Si Benoît Hamon reste naturel, c’est qu’il est un utilisateur de la première heure. En 2008, il s’inscrit sur Twitter alors que le réseau vient à peine de s’implanter en France. Il est alors l’un des premiers politiques à avoir une vraie audience. « Il est de cette nouvelle génération de quadragénaires qui savent très bien utiliser les réseaux sociaux », analyse Thibaut Rioufreyt. A cette époque déjà, Benoît Hamon n’hésite pas à apostropher directement ses followers, il raconte des anecdotes du quotidien et enchaîne même les blagues avec un ton libre et très humoristique, dont voici un petit florilège :
Hier je déjeune avec une journaliste, un type vient saluer celle ci et m’apostrophe d’un « vous, je ne veux pas vous connaître! ». Suis dead.
— Benoît Hamon (@benoithamon) 11 mai 2010
le soleil est levé sur la Bretagne. il illumine la surface des nuages. les mouettes sont contentes. en dessous c'est gris.
— Benoît Hamon (@benoithamon) August 6, 2008
1ère seconde de l’itw sur @f_inter, je frôle par mégarde le bouton de réglage de la hauteur du siège et m’enfonce. Solitude.

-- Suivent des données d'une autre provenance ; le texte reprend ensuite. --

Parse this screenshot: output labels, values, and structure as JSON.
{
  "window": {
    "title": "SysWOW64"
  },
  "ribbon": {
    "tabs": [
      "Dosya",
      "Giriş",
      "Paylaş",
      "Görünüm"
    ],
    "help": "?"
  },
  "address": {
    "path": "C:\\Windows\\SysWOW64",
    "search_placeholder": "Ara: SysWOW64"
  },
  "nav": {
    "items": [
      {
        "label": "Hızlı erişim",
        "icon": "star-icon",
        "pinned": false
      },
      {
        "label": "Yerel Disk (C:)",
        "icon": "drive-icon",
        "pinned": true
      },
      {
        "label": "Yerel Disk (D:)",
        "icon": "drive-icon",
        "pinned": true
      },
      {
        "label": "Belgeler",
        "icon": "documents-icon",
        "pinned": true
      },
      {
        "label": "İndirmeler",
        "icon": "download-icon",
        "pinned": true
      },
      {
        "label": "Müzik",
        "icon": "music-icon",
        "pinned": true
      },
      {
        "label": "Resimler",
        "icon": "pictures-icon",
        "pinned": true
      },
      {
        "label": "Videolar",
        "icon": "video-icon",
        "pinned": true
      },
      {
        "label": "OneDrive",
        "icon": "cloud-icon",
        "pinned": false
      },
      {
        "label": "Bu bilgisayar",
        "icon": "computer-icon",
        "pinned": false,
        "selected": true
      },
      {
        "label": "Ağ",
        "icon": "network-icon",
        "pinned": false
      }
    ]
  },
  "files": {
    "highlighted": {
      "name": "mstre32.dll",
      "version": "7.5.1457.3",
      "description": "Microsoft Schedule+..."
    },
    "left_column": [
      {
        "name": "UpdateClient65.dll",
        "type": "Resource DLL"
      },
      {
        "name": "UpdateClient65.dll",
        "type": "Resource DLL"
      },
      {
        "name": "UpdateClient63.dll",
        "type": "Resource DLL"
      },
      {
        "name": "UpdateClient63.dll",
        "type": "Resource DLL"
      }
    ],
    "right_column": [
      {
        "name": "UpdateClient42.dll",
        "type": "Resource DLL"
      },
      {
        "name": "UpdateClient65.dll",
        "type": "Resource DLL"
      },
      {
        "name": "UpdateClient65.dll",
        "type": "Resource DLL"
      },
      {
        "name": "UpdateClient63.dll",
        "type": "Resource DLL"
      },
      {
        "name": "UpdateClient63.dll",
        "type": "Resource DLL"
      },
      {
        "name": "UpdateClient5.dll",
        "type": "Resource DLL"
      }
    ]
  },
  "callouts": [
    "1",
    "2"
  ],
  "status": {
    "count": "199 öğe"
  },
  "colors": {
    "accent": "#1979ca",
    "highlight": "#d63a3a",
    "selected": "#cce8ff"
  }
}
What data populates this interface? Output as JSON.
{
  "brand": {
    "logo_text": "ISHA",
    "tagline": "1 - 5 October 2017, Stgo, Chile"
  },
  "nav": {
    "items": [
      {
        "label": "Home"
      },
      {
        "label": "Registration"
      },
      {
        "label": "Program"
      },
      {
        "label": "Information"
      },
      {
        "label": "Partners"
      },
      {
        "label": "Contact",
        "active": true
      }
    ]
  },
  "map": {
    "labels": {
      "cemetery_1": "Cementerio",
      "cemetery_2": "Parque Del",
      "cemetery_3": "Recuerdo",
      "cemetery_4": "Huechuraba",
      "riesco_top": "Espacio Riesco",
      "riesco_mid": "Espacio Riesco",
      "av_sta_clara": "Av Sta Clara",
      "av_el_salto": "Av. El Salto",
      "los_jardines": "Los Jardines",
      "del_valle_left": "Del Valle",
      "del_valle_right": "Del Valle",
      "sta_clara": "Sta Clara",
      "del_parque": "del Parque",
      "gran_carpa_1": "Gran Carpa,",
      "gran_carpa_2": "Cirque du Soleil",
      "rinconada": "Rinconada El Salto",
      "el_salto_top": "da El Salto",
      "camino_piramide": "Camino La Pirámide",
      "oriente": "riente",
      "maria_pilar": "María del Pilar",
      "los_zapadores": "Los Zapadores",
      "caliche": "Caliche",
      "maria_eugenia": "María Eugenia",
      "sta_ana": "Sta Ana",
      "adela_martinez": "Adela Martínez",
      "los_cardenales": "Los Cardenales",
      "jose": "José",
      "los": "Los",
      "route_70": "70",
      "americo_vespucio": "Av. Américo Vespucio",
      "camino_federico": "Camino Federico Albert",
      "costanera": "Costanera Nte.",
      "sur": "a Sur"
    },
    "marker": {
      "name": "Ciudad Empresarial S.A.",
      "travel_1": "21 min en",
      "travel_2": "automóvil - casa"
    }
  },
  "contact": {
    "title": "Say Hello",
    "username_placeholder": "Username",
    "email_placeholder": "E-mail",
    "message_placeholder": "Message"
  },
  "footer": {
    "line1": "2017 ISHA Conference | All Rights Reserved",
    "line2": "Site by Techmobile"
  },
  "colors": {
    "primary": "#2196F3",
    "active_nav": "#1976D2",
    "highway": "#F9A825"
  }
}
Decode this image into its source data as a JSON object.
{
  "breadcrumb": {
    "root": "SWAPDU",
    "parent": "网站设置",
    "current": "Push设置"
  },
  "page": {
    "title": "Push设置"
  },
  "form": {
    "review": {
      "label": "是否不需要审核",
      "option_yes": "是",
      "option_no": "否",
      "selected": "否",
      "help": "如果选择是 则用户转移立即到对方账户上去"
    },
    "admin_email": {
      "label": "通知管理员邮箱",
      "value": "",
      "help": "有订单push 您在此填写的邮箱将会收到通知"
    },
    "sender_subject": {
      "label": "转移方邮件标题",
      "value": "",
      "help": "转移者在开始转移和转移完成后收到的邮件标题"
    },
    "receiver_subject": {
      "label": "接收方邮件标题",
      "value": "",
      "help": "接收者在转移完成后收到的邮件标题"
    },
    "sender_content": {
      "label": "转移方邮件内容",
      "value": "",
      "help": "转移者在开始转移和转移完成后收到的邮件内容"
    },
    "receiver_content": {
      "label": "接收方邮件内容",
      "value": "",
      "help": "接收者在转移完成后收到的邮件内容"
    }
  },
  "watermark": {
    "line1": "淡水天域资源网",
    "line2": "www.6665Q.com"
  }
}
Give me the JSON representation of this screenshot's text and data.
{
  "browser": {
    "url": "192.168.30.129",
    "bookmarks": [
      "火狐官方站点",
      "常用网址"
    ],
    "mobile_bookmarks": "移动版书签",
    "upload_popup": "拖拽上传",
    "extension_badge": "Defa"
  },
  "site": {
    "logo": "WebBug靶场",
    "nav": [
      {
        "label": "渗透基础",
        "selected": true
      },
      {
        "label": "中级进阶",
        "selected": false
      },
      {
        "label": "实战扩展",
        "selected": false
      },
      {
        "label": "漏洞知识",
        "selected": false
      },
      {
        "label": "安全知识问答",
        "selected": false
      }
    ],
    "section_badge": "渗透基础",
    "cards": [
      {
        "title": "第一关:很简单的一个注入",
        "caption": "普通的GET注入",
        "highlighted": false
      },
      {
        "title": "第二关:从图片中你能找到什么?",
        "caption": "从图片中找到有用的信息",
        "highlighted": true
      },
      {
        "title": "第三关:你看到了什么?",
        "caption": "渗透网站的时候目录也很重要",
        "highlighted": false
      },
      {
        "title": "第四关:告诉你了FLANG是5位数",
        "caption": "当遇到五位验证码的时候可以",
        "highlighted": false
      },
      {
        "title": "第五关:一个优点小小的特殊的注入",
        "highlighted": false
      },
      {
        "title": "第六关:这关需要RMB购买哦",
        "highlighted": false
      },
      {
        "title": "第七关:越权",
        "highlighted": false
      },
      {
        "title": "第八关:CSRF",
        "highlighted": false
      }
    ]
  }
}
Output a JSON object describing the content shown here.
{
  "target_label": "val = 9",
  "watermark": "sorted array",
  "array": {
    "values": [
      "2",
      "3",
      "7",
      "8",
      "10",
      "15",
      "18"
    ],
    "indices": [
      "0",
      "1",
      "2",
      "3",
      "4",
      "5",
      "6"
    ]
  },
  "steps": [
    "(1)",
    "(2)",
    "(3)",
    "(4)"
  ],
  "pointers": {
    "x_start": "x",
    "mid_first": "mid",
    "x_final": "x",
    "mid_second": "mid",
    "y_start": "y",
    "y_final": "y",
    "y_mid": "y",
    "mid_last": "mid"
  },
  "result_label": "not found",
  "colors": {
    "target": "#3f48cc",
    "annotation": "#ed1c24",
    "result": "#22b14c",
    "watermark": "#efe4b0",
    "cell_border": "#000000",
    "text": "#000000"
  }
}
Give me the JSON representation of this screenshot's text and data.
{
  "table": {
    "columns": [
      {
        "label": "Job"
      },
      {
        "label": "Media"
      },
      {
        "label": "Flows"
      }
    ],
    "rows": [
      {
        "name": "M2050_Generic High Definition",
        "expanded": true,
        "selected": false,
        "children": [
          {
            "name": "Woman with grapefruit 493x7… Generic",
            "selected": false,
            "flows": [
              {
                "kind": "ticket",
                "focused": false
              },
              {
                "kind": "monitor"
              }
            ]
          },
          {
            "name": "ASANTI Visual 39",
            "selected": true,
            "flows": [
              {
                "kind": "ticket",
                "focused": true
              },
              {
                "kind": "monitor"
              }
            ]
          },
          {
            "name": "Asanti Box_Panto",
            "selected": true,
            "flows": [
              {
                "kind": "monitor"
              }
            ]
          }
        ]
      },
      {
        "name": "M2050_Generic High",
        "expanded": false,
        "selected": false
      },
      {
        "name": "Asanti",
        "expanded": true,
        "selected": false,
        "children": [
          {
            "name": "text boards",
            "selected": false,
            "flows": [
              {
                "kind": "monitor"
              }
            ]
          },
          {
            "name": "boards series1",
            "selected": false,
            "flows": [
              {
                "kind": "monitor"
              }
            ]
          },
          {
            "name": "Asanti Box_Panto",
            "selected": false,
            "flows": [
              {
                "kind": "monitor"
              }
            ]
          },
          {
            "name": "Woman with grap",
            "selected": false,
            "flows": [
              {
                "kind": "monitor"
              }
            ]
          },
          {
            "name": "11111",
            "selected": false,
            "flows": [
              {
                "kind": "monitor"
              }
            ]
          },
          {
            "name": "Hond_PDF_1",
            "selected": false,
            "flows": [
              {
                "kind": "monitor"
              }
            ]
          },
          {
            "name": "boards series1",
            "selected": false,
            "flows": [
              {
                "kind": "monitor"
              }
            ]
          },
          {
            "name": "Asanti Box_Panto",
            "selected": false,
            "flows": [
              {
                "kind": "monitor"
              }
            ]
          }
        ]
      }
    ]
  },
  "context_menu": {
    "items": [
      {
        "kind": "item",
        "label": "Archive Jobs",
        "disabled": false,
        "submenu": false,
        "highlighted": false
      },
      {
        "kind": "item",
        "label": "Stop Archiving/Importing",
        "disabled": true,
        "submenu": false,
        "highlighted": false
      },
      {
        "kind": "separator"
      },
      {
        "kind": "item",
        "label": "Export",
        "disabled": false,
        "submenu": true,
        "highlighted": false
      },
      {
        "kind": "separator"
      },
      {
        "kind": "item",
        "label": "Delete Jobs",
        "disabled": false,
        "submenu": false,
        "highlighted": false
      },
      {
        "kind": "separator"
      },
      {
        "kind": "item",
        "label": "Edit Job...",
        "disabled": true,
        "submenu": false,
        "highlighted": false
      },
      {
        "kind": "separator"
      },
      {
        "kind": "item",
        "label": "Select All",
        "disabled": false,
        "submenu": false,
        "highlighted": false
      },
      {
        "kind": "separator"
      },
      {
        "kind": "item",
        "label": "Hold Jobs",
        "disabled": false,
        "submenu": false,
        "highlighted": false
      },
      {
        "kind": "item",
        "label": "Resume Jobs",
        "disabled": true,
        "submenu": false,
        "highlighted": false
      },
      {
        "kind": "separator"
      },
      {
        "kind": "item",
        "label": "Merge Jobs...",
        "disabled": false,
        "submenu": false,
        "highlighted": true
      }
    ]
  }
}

— Benoît Hamon (@benoithamon) 15 juillet 2011
Quand on pense qu’à une semaine près, Nicolas Sarkozy libérait l’Europe de l’Est. C’est ballot quand même.
— Benoît Hamon (@benoithamon) 9 novembre 2009
Une image suffisante pour revenir en politique ?
Au regard de sa forte popularité sur les réseaux sociaux, le site ReputationLab, qui mesure les phénomènes d’influence sur Internet, l’annonçait déjà comme le grand vainqueur des primaires de la gauche en janvier dernier. Il était le candidat qui déclenchait le meilleur engagement sur Facebook et Twitter. Et il déclenche toujours cet emballement :
« Les jeunes sont surreprésentés dans ses meetings, il est aussi beaucoup soutenu par des collectifs et des personnes plus précaires. Son cœur d’électorat est donc surtout composé de ceux qui utilisent le plus les réseaux sociaux », précise le chercheur Thibaut Rioufreyt.
Ce ne sont pas ses nombreux échecs qui semblent l’arrêter. Entre la photo de Sisyphe ou son passage au Gros Journal, où il blague sur la possibilité de se réorienter en « chauffeur Uber », Benoît Hamon continue de surfer sur cette image. Il prépare déjà son grand retour politique, annoncé pour le 1er juillet avec la présentation de son nouveau mouvement. Jouer encore de cette image, l’homme n’aurait plus que ça : « Pour revenir en politique il ne lui reste que son image auprès des internautes car il n’a pas les autres outils », précise Thibaut Rioufreyt.
Suffisant pour réussir son come-back ? Pas si sûr : « Avec cette image il n’a pas de crédibilité pour revenir en politique, pour l’instant ce n’est pas suffisant », affirme Olivier Rouquan, avant d’ajouter : « Par contre, il y a une sympathie générique autour de lui… c’est mieux que rien ».